The boxes are filled with goods donated by local individuals and businesses, everything from half-squeezed tubes of acrylic paint to plaster dental molds to vintage cigar boxes to baby doll parts, all of which are sorted, priced and re-sold to artists and crafters for creative reuse projects.
The room has long since been too stuffed, the tabletops overcrowded, to host a proper workshop, but things are about to change: Texas Art Asylum is moving to a bigger, better home just east of downtown in Feb. 2013.
Texas Art Asylum is moving to a bigger, better home just east of downtown in Feb. 2013.

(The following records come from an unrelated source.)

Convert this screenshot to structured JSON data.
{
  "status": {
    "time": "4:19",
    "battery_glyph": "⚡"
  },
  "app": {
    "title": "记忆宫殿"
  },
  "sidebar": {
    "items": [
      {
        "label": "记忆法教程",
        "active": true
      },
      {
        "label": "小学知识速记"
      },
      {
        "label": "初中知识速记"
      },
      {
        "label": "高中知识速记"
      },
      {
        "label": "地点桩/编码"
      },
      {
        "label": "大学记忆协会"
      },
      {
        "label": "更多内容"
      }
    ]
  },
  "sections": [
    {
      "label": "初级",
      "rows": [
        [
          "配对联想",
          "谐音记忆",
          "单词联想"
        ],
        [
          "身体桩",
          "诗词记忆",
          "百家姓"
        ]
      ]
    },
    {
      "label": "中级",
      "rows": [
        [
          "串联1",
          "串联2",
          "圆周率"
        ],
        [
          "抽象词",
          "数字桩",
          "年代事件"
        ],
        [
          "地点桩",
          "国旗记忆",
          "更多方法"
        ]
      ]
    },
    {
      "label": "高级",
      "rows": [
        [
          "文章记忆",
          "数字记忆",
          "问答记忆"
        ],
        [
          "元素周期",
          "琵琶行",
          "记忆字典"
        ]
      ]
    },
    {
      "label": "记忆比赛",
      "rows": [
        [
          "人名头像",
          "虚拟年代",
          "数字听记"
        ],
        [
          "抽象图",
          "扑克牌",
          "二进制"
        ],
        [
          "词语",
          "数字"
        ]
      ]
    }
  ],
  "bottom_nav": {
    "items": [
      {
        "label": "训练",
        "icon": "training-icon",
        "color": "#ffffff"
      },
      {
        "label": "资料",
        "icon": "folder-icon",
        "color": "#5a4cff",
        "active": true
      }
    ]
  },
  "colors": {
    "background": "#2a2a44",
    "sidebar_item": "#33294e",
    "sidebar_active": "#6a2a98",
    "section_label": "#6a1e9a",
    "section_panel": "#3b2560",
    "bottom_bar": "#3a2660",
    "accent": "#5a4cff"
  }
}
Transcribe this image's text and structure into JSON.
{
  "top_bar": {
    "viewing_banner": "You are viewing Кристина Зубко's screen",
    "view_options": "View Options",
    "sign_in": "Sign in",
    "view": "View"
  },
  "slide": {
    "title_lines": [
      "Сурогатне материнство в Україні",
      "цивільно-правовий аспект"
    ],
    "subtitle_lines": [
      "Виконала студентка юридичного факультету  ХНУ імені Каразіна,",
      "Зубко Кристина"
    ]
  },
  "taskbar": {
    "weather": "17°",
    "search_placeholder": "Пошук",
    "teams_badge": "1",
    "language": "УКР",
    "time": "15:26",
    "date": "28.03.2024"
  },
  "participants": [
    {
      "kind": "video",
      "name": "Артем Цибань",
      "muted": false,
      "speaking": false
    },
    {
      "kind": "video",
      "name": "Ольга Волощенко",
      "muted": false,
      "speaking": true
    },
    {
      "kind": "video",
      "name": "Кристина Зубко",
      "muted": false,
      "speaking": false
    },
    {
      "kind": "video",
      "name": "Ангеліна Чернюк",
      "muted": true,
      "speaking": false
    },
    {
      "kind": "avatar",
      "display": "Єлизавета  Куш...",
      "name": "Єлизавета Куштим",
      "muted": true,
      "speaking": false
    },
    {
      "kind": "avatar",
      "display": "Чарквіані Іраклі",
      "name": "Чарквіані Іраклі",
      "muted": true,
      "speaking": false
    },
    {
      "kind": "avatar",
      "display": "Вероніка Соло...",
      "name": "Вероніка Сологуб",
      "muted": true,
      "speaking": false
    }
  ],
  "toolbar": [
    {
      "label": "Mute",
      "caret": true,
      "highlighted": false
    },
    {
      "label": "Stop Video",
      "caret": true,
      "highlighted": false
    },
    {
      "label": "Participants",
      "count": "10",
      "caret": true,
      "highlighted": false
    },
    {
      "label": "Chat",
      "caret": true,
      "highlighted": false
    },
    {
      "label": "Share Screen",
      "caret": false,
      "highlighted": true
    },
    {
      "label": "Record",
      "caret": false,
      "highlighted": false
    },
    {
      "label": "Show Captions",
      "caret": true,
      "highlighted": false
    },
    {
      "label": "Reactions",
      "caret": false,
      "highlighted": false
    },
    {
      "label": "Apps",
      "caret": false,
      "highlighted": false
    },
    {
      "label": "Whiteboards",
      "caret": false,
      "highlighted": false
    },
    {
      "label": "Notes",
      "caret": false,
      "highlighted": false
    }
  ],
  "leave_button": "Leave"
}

A 6,000 square foot space at 1719 Live Oak Street will combine the retail store (currently housed in the small, brightly-painted, filled-to-the-brim building on Houston Avenue and Dart Street) and the Center for Recycled Art, Texas Art Asylum's 501(c)3 nonprofit arm that offers programs for teachers and children's groups. The latter has long been leasing out a work space at MECA.
Having both branches under the same roof will ease workflow by avoiding cross-city supply trips, says Ramona Brady, who co-founded Texas Art Asylum with McCormick in May of 2010 — but it also means much more for the company.
The new space will be better organized, more clearly delineated and "less of an obstacle course," with an in-house gallery to showcase the work of local artists, a possible space in the back that will be rented out as a studio and plenty of storage for "the mountain" of donated goods.
"We want to be able to do all of the things that we initially planned to do," Brady tells CultureMap, noting that the task before the pair is "Herculean." Take one look at the retail store and you'll see that's no exaggeration: It's positively overflowing with second-hand treasures, a true hoarder's dream.
The Center for Recycled Art will move into the EaDo space first, followed by Texas Art Asylum during the last two weeks of January. Though they won't be taking donations in the meantime, Brady laughs, "We need boxes — boxes with nothing in them."